Glucocorticoids severely impair differentiation and antigen presenting function of dendritic cells despite upregulation of Toll-like receptors

• Published in: Clinical Immunology Vol. 120; no. 3; pp. 260 - 271
• Main Authors: Rozkova, Daniela, Horvath, Rudolf, Bartunkova, Jirina, Spisek, Radek
• Format: Journal Article
• Language: English
• Published: San Diego, CA Elsevier Inc 01.09.2006; Elsevier
• Subjects: Antigen Presentation - drug effects; Antigen Presentation - immunology; Arthritis, Juvenile - blood; Arthritis, Juvenile - drug therapy; Arthritis, Juvenile - immunology; Biological and medical sciences; Cell Differentiation - drug effects; Cell Differentiation - immunology; Child; Corticosteroids; Cytokines - immunology; Dendritic cell; Dendritic Cells - cytology; Dendritic Cells - drug effects; Dendritic Cells - immunology; Dexamethasone - pharmacology; Dexamethasone - therapeutic use; Female; Flow Cytometry; Fundamental and applied biological sciences. Psychology; Fundamental immunology; Glucocorticoids - pharmacology; High-dose corticosteroids; Humans; Immunopathology; Immunophenotyping; Immunosuppressive therapy; Lymphocyte Activation - drug effects; Male; Medical sciences; Methylprednisolone - pharmacology; Prednisone - pharmacology; Reverse Transcriptase Polymerase Chain Reaction; Toll-Like Receptors - biosynthesis; Toll-Like Receptors - genetics; Toll-Like Receptors - immunology; Toll-like receptors, maturation; CD40L; Dendritic cell; Corticosteroids; APC; High-dose corticosteroids; PAMPs; Poly (I:C); Immunosuppressive therapy; Toll-like receptors, maturation; DC; Immunopathology; Corticosteroid; maturation; Immunology; Antigen presenting cell; Dendritic cell; Corticosteroids; Immunosuppressive therapy; High-dose corticosteroids; Toll-like receptors; Toll like receptor; Immunosuppressive agent; Cell differentiation; High dose; Glucocorticoid
• ISSN: 1521-6616; 1521-7035; 1365-2567
• DOI: 10.1016/j.clim.2006.04.567

Glucocorticoids (GCs) are widely used as anti-inflammatory and immunosuppressive agents. Effects of GC have mainly been attributed to the suppression of T cells.
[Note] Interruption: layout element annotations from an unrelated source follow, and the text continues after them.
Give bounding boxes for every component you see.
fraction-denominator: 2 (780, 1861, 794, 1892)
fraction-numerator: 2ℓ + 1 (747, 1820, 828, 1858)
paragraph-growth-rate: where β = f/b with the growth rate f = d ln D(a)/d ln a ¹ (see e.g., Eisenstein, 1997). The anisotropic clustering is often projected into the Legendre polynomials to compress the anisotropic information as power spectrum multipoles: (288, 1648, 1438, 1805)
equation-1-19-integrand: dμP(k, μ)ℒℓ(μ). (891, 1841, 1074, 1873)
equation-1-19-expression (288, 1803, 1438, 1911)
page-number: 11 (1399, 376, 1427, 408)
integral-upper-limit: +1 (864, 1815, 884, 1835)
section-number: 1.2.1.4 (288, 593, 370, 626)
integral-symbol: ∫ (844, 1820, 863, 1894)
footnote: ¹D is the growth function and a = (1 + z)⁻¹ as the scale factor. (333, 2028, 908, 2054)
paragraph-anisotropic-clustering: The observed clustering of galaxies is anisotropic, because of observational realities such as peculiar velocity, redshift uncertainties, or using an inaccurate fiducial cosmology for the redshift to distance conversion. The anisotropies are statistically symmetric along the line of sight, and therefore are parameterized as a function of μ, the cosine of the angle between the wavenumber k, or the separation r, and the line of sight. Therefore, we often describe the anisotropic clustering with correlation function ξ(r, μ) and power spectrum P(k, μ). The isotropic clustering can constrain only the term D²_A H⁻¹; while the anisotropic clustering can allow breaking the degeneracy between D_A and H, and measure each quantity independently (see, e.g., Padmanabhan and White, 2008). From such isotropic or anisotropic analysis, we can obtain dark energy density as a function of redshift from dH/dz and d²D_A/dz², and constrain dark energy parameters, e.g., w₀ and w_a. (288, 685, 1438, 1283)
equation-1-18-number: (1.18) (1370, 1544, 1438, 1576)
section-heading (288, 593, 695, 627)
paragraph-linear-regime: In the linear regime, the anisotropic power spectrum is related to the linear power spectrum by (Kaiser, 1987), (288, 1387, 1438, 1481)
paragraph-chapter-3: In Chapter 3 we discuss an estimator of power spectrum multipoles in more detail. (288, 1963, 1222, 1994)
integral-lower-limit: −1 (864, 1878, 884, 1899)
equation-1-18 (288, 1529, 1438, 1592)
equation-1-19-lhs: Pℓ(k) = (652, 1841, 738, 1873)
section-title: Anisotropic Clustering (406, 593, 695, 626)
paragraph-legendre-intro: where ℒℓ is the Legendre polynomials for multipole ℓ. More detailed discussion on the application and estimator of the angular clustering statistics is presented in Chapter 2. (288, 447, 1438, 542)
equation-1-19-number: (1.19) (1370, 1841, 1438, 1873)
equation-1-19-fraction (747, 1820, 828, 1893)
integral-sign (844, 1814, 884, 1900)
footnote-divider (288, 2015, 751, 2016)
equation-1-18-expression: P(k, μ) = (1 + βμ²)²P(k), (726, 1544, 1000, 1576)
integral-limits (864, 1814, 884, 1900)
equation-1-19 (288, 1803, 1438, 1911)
Recently, several studies have indicated the role of dendritic cells (DC) in GC-mediated immunosuppression. We investigated the effect of GC on characteristics of DC. Given the crucial role of Toll-like receptor (TLR) triggering for the initiation of DC maturation program, we analyzed the expression of TLR2, 3, 4 by GC-treated DC. To extend our in vitro findings, we analyzed the distribution of DC subsets in the blood of patients treated with high-dose corticosteroids. DC differentiation in presence of GC was skewed to a qualitatively distinct population incapable of inducing an efficient immune response, whereas GC presence during the process of maturation significantly reduced DC IL-12 p70 and TNF production and T cell stimulatory function. Despite the fact that GC increased expression of TLR2, 3 and 4 on DC, their stimulation with TLR-derived signals did not induce maturation. Administration of high-dose GC to the patients with systemic autoimmunity induced a decrease of circulating myeloid DC and abrogated plasmacytoid DC. These findings provide further insights into the mechanisms of GC immunosuppressive functions and reveal additional mechanisms of their therapeutic efficiency.